RFID tags: Every item in the Real Sports Apparel stores is RFID-tagged, with MLSE staff using dedicated printers and scanners to apply tags across the full product range. Each tag links the physical item to its product record in the system, with customisation details associated in the backend where relevant.
Handheld and fixed RFID readers: Handheld RFID readers are used for rapid inventory counts and back-of-house operations, while readers built into the kiosk capture all tags placed in the scanning zone in a single pass. No line-of-sight is required, so items inside a stack or pile are still detected.
Backend integration: MishiPay’s software connects in real time to the arena’s point-of-sale and inventory systems, ensuring that stock levels, pricing, and promotions are always current and that every transaction is recorded accurately.
On the security side, MLSE does not rely on traditional EAS gates at store exits. Instead, security is managed through RFID and system controls: items are marked as sold in the backend once a transaction is complete, and staff focus on monitoring the floor and assisting fans rather than detaching hard tags. This removes another friction point from the checkout journey while still supporting robust loss-prevention processes.
Why stadium environments demand RFID
Stadium retail differs from high-street retail in several important ways that make RFID particularly valuable.
Compressed time windows: Fans shop in short, intense bursts — before the game, during breaks, and right after key moments — creating traffic spikes that conventional checkout simply cannot absorb.
High SKU complexity: A typical stadium store carries a wide range of products across teams, players, sizes, colours, and limited-edition drops, often with customisation options on top.
Premium experience expectations: With ticket prices and production values high, fans expect a similarly elevated retail experience: fast, modern, and hassle-free. Every additional second per transaction means fewer fans served and more lost sales.
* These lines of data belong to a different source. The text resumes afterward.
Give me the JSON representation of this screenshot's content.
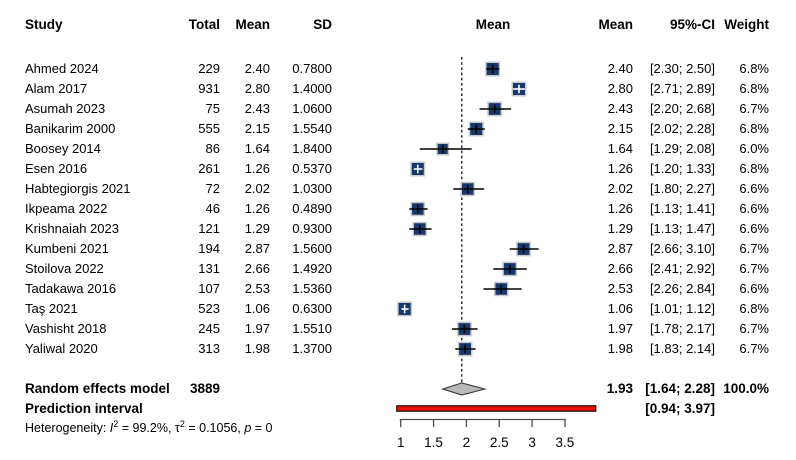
{
  "chart_data": {
    "type": "forest",
    "columns": {
      "study": "Study",
      "total": "Total",
      "mean": "Mean",
      "sd": "SD",
      "plot_header": "Mean",
      "mean2": "Mean",
      "ci": "95%-CI",
      "weight": "Weight"
    },
    "studies": [
      {
        "name": "Ahmed 2024",
        "total": 229,
        "mean": 2.4,
        "sd": 0.78,
        "ci": [
          2.3,
          2.5
        ],
        "weight": 6.8
      },
      {
        "name": "Alam 2017",
        "total": 931,
        "mean": 2.8,
        "sd": 1.4,
        "ci": [
          2.71,
          2.89
        ],
        "weight": 6.8
      },
      {
        "name": "Asumah 2023",
        "total": 75,
        "mean": 2.43,
        "sd": 1.06,
        "ci": [
          2.2,
          2.68
        ],
        "weight": 6.7
      },
      {
        "name": "Banikarim 2000",
        "total": 555,
        "mean": 2.15,
        "sd": 1.554,
        "ci": [
          2.02,
          2.28
        ],
        "weight": 6.8
      },
      {
        "name": "Boosey 2014",
        "total": 86,
        "mean": 1.64,
        "sd": 1.84,
        "ci": [
          1.29,
          2.08
        ],
        "weight": 6.0
      },
      {
        "name": "Esen 2016",
        "total": 261,
        "mean": 1.26,
        "sd": 0.537,
        "ci": [
          1.2,
          1.33
        ],
        "weight": 6.8
      },
      {
        "name": "Habtegiorgis 2021",
        "total": 72,
        "mean": 2.02,
        "sd": 1.03,
        "ci": [
          1.8,
          2.27
        ],
        "weight": 6.6
      },
      {
        "name": "Ikpeama 2022",
        "total": 46,
        "mean": 1.26,
        "sd": 0.489,
        "ci": [
          1.13,
          1.41
        ],
        "weight": 6.6
      },
      {
        "name": "Krishnaiah 2023",
        "total": 121,
        "mean": 1.29,
        "sd": 0.93,
        "ci": [
          1.13,
          1.47
        ],
        "weight": 6.6
      },
      {
        "name": "Kumbeni 2021",
        "total": 194,
        "mean": 2.87,
        "sd": 1.56,
        "ci": [
          2.66,
          3.1
        ],
        "weight": 6.7
      },
      {
        "name": "Stoilova 2022",
        "total": 131,
        "mean": 2.66,
        "sd": 1.492,
        "ci": [
          2.41,
          2.92
        ],
        "weight": 6.7
      },
      {
        "name": "Tadakawa 2016",
        "total": 107,
        "mean": 2.53,
        "sd": 1.536,
        "ci": [
          2.26,
          2.84
        ],
        "weight": 6.6
      },
      {
        "name": "Taş 2021",
        "total": 523,
        "mean": 1.06,
        "sd": 0.63,
        "ci": [
          1.01,
          1.12
        ],
        "weight": 6.8
      },
      {
        "name": "Vashisht 2018",
        "total": 245,
        "mean": 1.97,
        "sd": 1.551,
        "ci": [
          1.78,
          2.17
        ],
        "weight": 6.7
      },
      {
        "name": "Yaliwal 2020",
        "total": 313,
        "mean": 1.98,
        "sd": 1.37,
        "ci": [
          1.83,
          2.14
        ],
        "weight": 6.7
      }
    ],
    "summary": {
      "label": "Random effects model",
      "total": 3889,
      "mean": 1.93,
      "ci": [
        1.64,
        2.28
      ],
      "weight_label": "100.0%"
    },
    "prediction": {
      "label": "Prediction interval",
      "ci": [
        0.94,
        3.97
      ]
    },
    "heterogeneity": {
      "prefix": "Heterogeneity: ",
      "i2_name": "I",
      "i2_sup": "2",
      "i2_val": " = 99.2%, ",
      "tau_name": "τ",
      "tau_sup": "2",
      "tau_val": " = 0.1056, ",
      "p_name": "p",
      "p_val": " = 0"
    },
    "axis": {
      "ticks": [
        1,
        1.5,
        2,
        2.5,
        3,
        3.5
      ],
      "range": [
        1,
        3.5
      ]
    },
    "ref_line": 1.93
  },
  "colors": {
    "marker_fill": "#16386b",
    "marker_border": "#c9c9c9",
    "whisker_black": "#000000",
    "whisker_white": "#ffffff",
    "diamond_fill": "#b9b9b9",
    "diamond_border": "#3a3a3a",
    "prediction_fill": "#ee1100",
    "prediction_border": "#000000",
    "axis_color": "#4d4d4d",
    "ref_line_color": "#000000",
    "text_color": "#000000"
  }
}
Across North America and Europe, leading sports venues are adopting RFID-powered self-checkout as a standard, reporting faster checkouts, higher sales, and more productive retail teams. Scotiabank Arena’s partnership with MishiPay places MLSE among this new generation of operators who see technology not as a cost line, but as a core lever for fan experience.
Conclusion
By rolling out MishiPay’s RFID kiosks in its Real Sports Apparel stores, Scotiabank Arena has positioned itself as a technology leader in fan experience. At a time when stadiums must compete with at-home viewing, a frictionless, sub-20-second checkout experience is a meaningful differentiator that fans notice and remember.
For stadium operators evaluating their merchandise technology stack, the metrics that matter most are transaction speed, throughput during peak periods, and fan satisfaction — and RFID-powered self-checkout delivers measurable improvements across all three.